ROB LONGLEY -- Sun Media

, Last Updated: 9:03 AM ET

There isn't much that happens between the white lines of a tennis court that gets deep into the steely mind of Justine Henin.

Yes, the world's No. 1 women's player at times battled with the swirling winds yesterday at the Rexall Centre. And losses, such as her semi-final bouncing to Marion Bartoli at Wimbledon last month still sting.

But in the context of a wildly emotional year, the resistance of the breeze and the pluck of Chinese opponent Shuai Peng were merely minor nuisances for the Belgian star.

Henin was never in danger of not advancing to the quarter-finals of the Rogers Cup, powering through with a 7-5, 6-2 win.

It was the type of clinical performance that has matched the all-business personality of the quiet superstar.

Slowly, however, some of those windows into her personality have begun to ease open in what has been a life-altering year for Henin.

It began by losing the hyphen and the husband in a split from her spouse of almost five years, Pierre-Yves Hardenne.

And it continued with perhaps the toughest test yet, a spring reunion with her estranged family, a father and brothers she hadn't spoken to since 1999.

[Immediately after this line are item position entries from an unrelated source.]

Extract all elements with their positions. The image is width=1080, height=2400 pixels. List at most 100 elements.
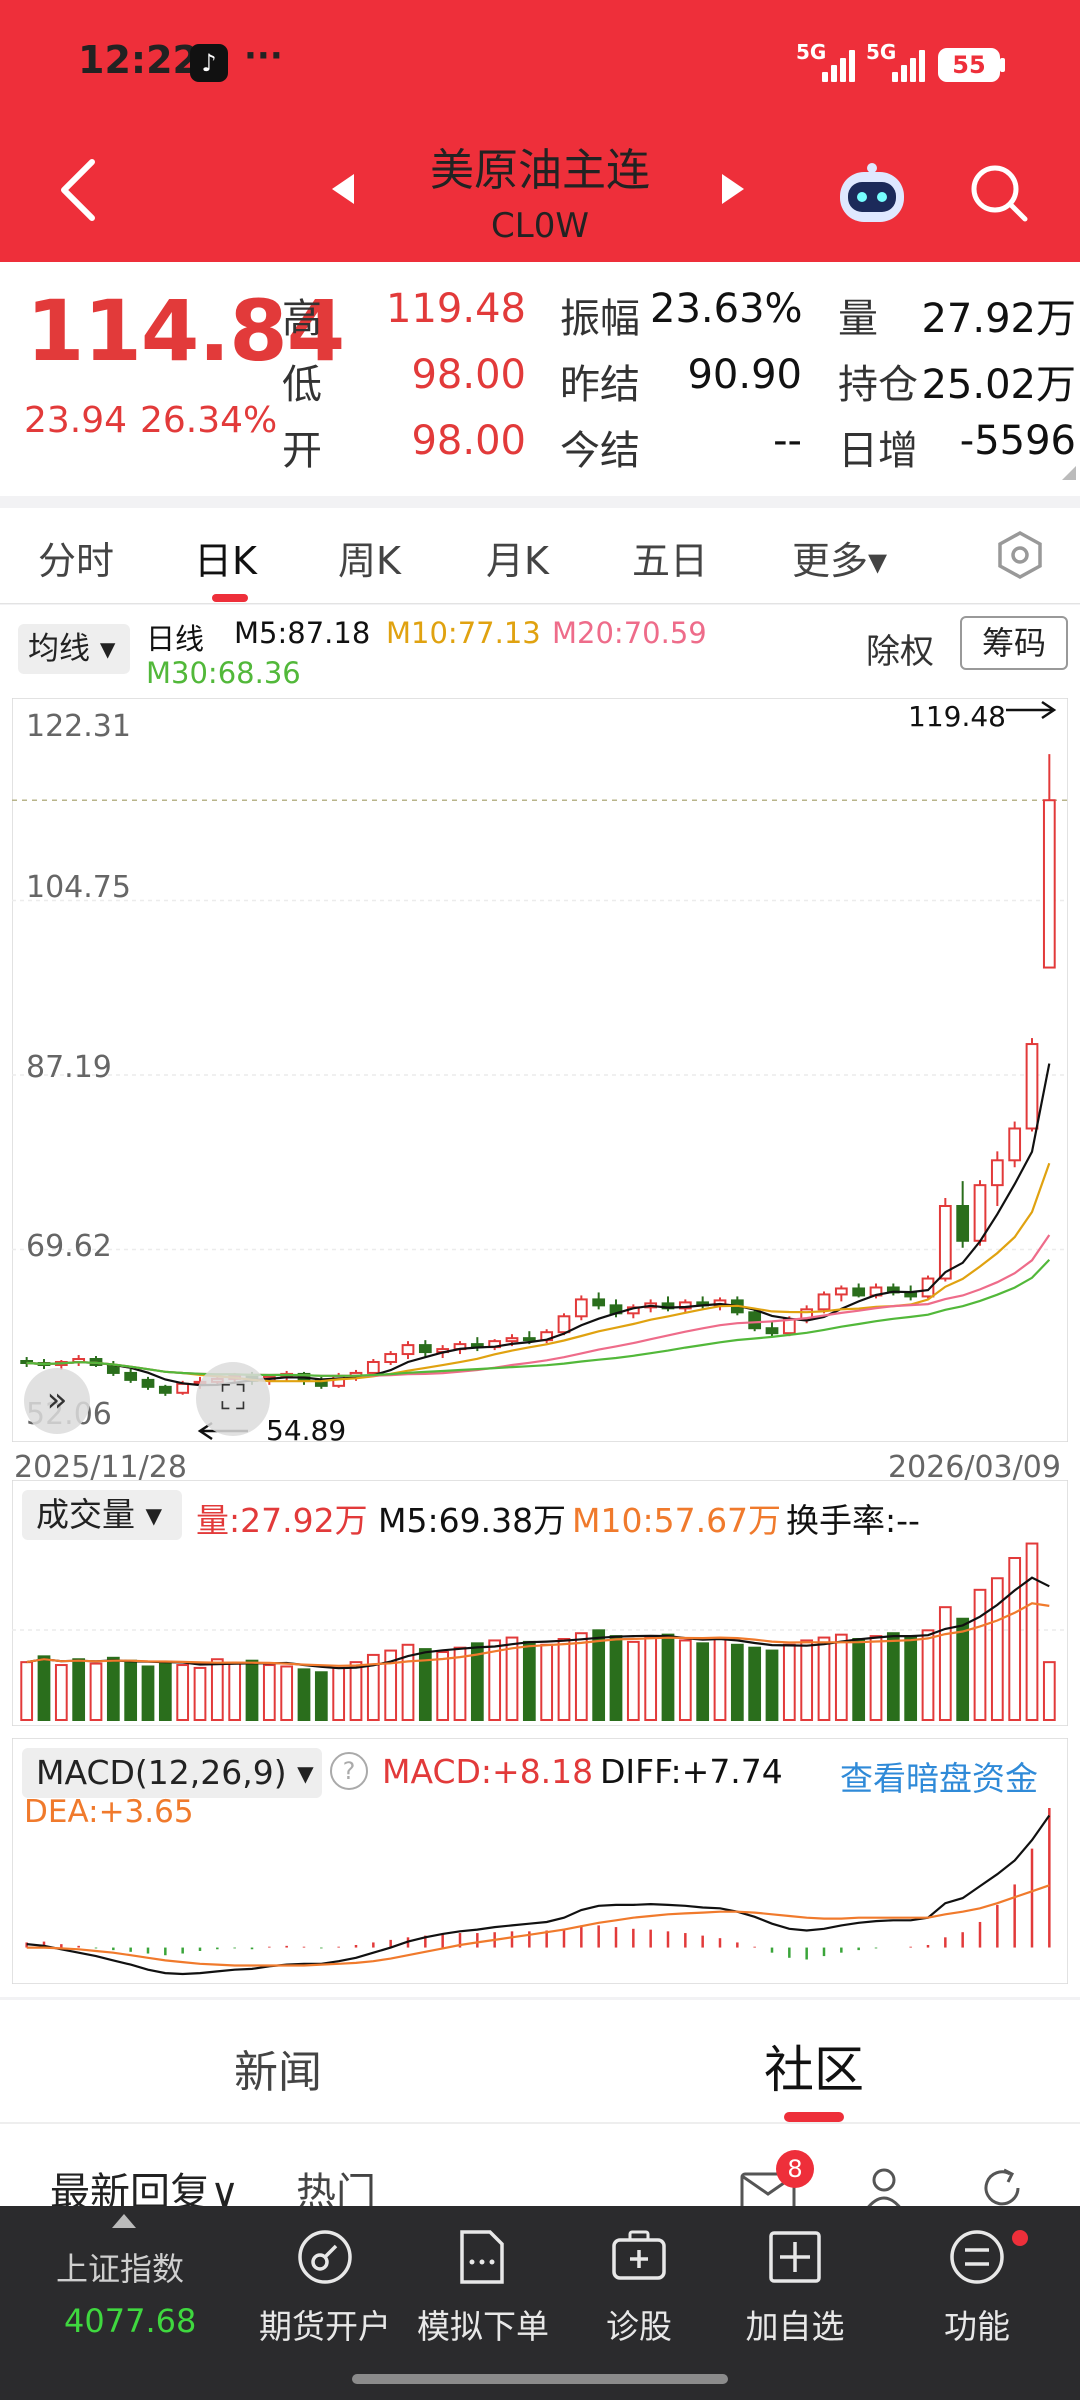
volume-bar bbox=[332, 1666, 346, 1721]
x-end-date: 2026/03/09 bbox=[888, 1450, 1061, 1485]
kline-chart[interactable]: 122.31 104.75 87.19 69.62 52.06 119.48 5… bbox=[12, 698, 1068, 1442]
futures-account-button[interactable]: 期货开户 bbox=[259, 2307, 391, 2346]
ma30-value: M30:68.36 bbox=[146, 656, 301, 690]
futures-account-icon[interactable] bbox=[296, 2228, 354, 2286]
candle bbox=[852, 1287, 866, 1297]
min-price-annotation: 54.89 bbox=[266, 1414, 346, 1442]
contract-code: CL0W bbox=[491, 206, 589, 246]
candle bbox=[124, 1371, 138, 1381]
prev-contract-button[interactable] bbox=[330, 172, 356, 215]
candle bbox=[800, 1308, 814, 1321]
status-time: 12:22 bbox=[78, 38, 199, 82]
candle bbox=[973, 1184, 987, 1242]
ma-selector[interactable]: 均线 ▾ bbox=[18, 624, 130, 674]
volume-bar bbox=[713, 1637, 727, 1721]
bottom-toolbar bbox=[0, 2206, 1080, 2400]
back-button[interactable] bbox=[58, 158, 98, 233]
search-icon[interactable] bbox=[968, 162, 1030, 224]
help-icon[interactable]: ? bbox=[330, 1752, 368, 1790]
volume-bar bbox=[384, 1649, 398, 1722]
volume-chart[interactable] bbox=[12, 1480, 1068, 1726]
functions-button[interactable]: 功能 bbox=[944, 2307, 1010, 2346]
dark-pool-link[interactable]: 查看暗盘资金 bbox=[840, 1759, 1038, 1798]
volume-bar bbox=[592, 1629, 606, 1721]
volume-indicator-selector[interactable]: 成交量 ▾ bbox=[22, 1490, 182, 1540]
tab-news[interactable]: 新闻 bbox=[234, 2047, 322, 2098]
open-interest-value: 25.02万 bbox=[921, 362, 1076, 408]
caret-up-icon[interactable] bbox=[112, 2214, 136, 2228]
tab-five-day[interactable]: 五日 bbox=[632, 539, 709, 583]
volume-bar bbox=[782, 1643, 796, 1722]
tab-intraday[interactable]: 分时 bbox=[38, 539, 115, 583]
volume-bar bbox=[817, 1636, 831, 1721]
tab-daily-k[interactable]: 日K bbox=[194, 539, 257, 583]
volume-bar bbox=[765, 1649, 779, 1722]
y-tick-label: 69.62 bbox=[26, 1229, 112, 1264]
ma5-line bbox=[26, 1063, 1051, 1387]
volume-bar bbox=[505, 1636, 519, 1721]
macd-chart[interactable] bbox=[12, 1738, 1068, 1984]
daily-change-label: 日增 bbox=[838, 428, 918, 474]
low-label: 低 bbox=[282, 362, 322, 408]
add-watchlist-button[interactable]: 加自选 bbox=[745, 2307, 845, 2346]
volume-bar bbox=[661, 1633, 675, 1721]
document-icon[interactable] bbox=[452, 2228, 510, 2286]
battery-tip bbox=[1000, 58, 1005, 72]
candle bbox=[20, 1360, 34, 1365]
volume-bar bbox=[1025, 1542, 1039, 1721]
macd-value: MACD:+8.18 bbox=[382, 1752, 594, 1791]
volume-bar bbox=[1008, 1556, 1022, 1721]
tab-monthly-k[interactable]: 月K bbox=[486, 539, 549, 583]
volume-bar bbox=[574, 1632, 588, 1721]
expand-corner-icon[interactable] bbox=[1062, 466, 1076, 480]
tab-weekly-k[interactable]: 周K bbox=[338, 539, 401, 583]
period-tabs bbox=[0, 508, 1080, 604]
volume-bar bbox=[228, 1662, 242, 1721]
active-tab-indicator bbox=[212, 594, 248, 602]
expand-chart-button[interactable]: » bbox=[24, 1368, 90, 1434]
add-watchlist-icon[interactable] bbox=[766, 2228, 824, 2286]
volume-bar bbox=[453, 1646, 467, 1722]
stock-diagnosis-button[interactable]: 诊股 bbox=[606, 2307, 672, 2346]
volume-bar bbox=[141, 1665, 155, 1721]
settle-label: 今结 bbox=[560, 428, 640, 474]
high-label: 高 bbox=[282, 296, 322, 342]
quote-panel bbox=[0, 262, 1080, 496]
chips-button[interactable]: 筹码 bbox=[960, 616, 1068, 670]
ma20-value: M20:70.59 bbox=[552, 616, 707, 650]
open-interest-label: 持仓 bbox=[838, 362, 918, 408]
settings-hex-icon[interactable] bbox=[996, 530, 1044, 580]
settle-value: -- bbox=[773, 418, 802, 464]
y-tick-label: 87.19 bbox=[26, 1050, 112, 1085]
volume-bar bbox=[488, 1639, 502, 1721]
volume-bar bbox=[522, 1640, 536, 1721]
chevron-left-icon bbox=[61, 159, 95, 221]
tab-more[interactable]: 更多▾ bbox=[792, 539, 888, 583]
amplitude-label: 振幅 bbox=[560, 296, 640, 342]
volume-bar bbox=[436, 1651, 450, 1721]
refresh-icon[interactable] bbox=[980, 2166, 1024, 2210]
index-name[interactable]: 上证指数 bbox=[56, 2250, 185, 2288]
next-contract-button[interactable] bbox=[720, 172, 746, 215]
volume-bar bbox=[800, 1639, 814, 1721]
ai-robot-icon[interactable] bbox=[834, 162, 910, 226]
volume-bar bbox=[297, 1668, 311, 1721]
candle bbox=[574, 1298, 588, 1318]
prev-settle-value: 90.90 bbox=[687, 352, 802, 398]
volume-bar bbox=[124, 1659, 138, 1721]
user-icon[interactable] bbox=[862, 2166, 906, 2210]
home-indicator[interactable] bbox=[352, 2374, 728, 2384]
volume-bar bbox=[730, 1643, 744, 1722]
status-more-icon: ··· bbox=[244, 36, 283, 76]
ex-rights-toggle[interactable]: 除权 bbox=[866, 632, 934, 672]
volume-bar bbox=[1042, 1661, 1056, 1722]
macd-indicator-selector[interactable]: MACD(12,26,9) ▾ bbox=[22, 1748, 322, 1798]
volume-bar bbox=[938, 1606, 952, 1721]
menu-icon[interactable] bbox=[948, 2228, 1006, 2286]
low-value: 98.00 bbox=[411, 352, 526, 398]
fullscreen-button[interactable]: ⛶ bbox=[196, 1362, 270, 1436]
ma10-value: M10:77.13 bbox=[386, 616, 541, 650]
simulated-order-button[interactable]: 模拟下单 bbox=[417, 2307, 549, 2346]
stock-diagnosis-icon[interactable] bbox=[610, 2228, 668, 2286]
tab-community[interactable]: 社区 bbox=[764, 2041, 864, 2099]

"I'm 25 years old and it's been a lot of things to deal with," Henin said yesterday, allowing a glimpse at a personal life that was once strictly off-limits to strangers. "It's been a big experience in my life. No regrets. I learned a lot of things."

Henin was getting over her failed marriage in April when word reached her that older brother, David Henin, had been hospitalized after a serious car accident.

It turned out to be the flashpoint for Justine to help mend whatever caused that family rift from her teenage years.

"It was something horrible that turned into something good," David Henin told reporters after the French Open. "We were apart a long time. Too long. It was very, very powerful."

Powerful enough to prompt Henin to unleash a rare burst of personal emotion after her fourth French Open win in June. In her victory speech at Roland Garros, with everything still raw, Henin publicly dedicated the win to her family and said: "I've missed you."

Yesterday, the top seed and former Rogers Cup champion admitted that in the aftermath of the reunion, she had to work harder to focus on court.

"It took me a few weeks to concentrate on my tennis again," said Henin, who will face Russian Nadia Petrova today in the quarter-finals. "You know, when you are on the court in front of a lot of people, you cannot lie. You show how you feel.

"It's been tough at the beginning but I think I'm very proud of how I've been dealing with the situation."

The focus now has returned to tennis and preparations for the U.S. Open, later this month in New York, an event she has yet to win.